The quality of recent animated movies like "Shrek" and "Monsters Inc." makes it hard at times to tell whether a character's real or from a computer.
Graphics chipmaker Nvidia Corp. (NVDA) plans to unveil its latest line of chips on Monday. Nvidia says its new GeForce FX chips will bring to home video games the same level of animation in today's Hollywood movies. The company's earlier chips were part of the technology used to make "Shrek" and "Monsters Inc."
"We've been trying to bring 3-D graphics to the mass market," said Mike Hara, Nvidia vice president of investor relations. "We're moving at a rapid rate toward enabling people to do on a PC what people are able to do in cinema today."
Taiwan Semiconductor Manufacturing Co. (TSM) will make the chips for Nvidia. TSMC will make the devices using the latest process.
The metal lines on the chips will be only 0.13 micron wide. That's less than 1/500th the width of a human hair. That will let Nvidia pack more transistors, and more features, onto the chips.
And TSMC will use copper. Copper lines let electricity flow faster than the aluminum lines that are today's standard. The result is a faster-running chip.

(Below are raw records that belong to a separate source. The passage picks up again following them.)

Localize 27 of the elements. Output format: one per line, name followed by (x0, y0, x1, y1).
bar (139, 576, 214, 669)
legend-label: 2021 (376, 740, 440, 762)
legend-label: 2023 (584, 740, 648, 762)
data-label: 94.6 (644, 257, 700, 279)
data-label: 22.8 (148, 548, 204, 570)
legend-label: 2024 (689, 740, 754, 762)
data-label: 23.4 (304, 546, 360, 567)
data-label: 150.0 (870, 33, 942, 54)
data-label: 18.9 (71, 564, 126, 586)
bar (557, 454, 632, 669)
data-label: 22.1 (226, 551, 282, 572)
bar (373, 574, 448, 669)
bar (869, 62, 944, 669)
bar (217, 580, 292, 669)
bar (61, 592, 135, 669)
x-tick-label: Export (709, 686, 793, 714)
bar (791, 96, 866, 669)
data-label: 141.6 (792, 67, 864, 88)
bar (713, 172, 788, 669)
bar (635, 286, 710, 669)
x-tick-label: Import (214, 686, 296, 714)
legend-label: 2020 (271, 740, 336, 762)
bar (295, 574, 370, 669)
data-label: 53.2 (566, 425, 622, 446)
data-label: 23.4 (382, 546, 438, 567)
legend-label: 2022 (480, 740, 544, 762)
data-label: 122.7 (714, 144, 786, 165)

Some people say the Holy Grail in animation is to make people and scenery look perfectly real. With the release last year of the animated movie, "Final Fantasy: The Spirits Within," the film industry took a huge step in that direction. The Columbia TriStar movie, also made with Nvidia chips, won acclaim for its realistic detail. Dr. Aki Ross, the movie's lead character, looks realistic down to individual strands of hair waving in the wind.
Hara, however, doubts digital animation will ever be as real-looking as movies with real people. "That may be a challenge we never meet," he said. "To emulate a human would take an incredible amount of computing bandwidth.
"The bandwidth needed just to show someone twiddling his or her fingers is beyond a supercomputer's bandwidth today. So how can you simulate a crowd of people clapping? The human is the ultimate challenge."
Frame of reference is important in the animation field, he says. Nobody's seen a living, breathing toy. So there's no frame of reference, and that makes it easier to suspend disbelief.
"The reason 'Toy Story' came off so well is we've never interacted with a toy. There's no way for a human brain to have a point of reference," Hara said.
For just that reason, it's harder for people to believe they're seeing real people on screen when they watch digital animation. "I'm not sure we'll be able to flawlessly make a human in the next 10 years," Hara said.
But Nvidia says
GeForce FX chips will take digital animation a step in that direction. The chips will let game developers do "shading." That technique creates effects such as more realistic mouth movements in animated characters.
The GeForce FX chips are set to go
on sale in February. Gaming enthusiasts will be able to buy a graphics card with a GeForce FX chip for about
$360, Nvidia officials say. They also say some workstation and PC makers plan to include the chips in new machines, including Fujitsu Siemens Computers.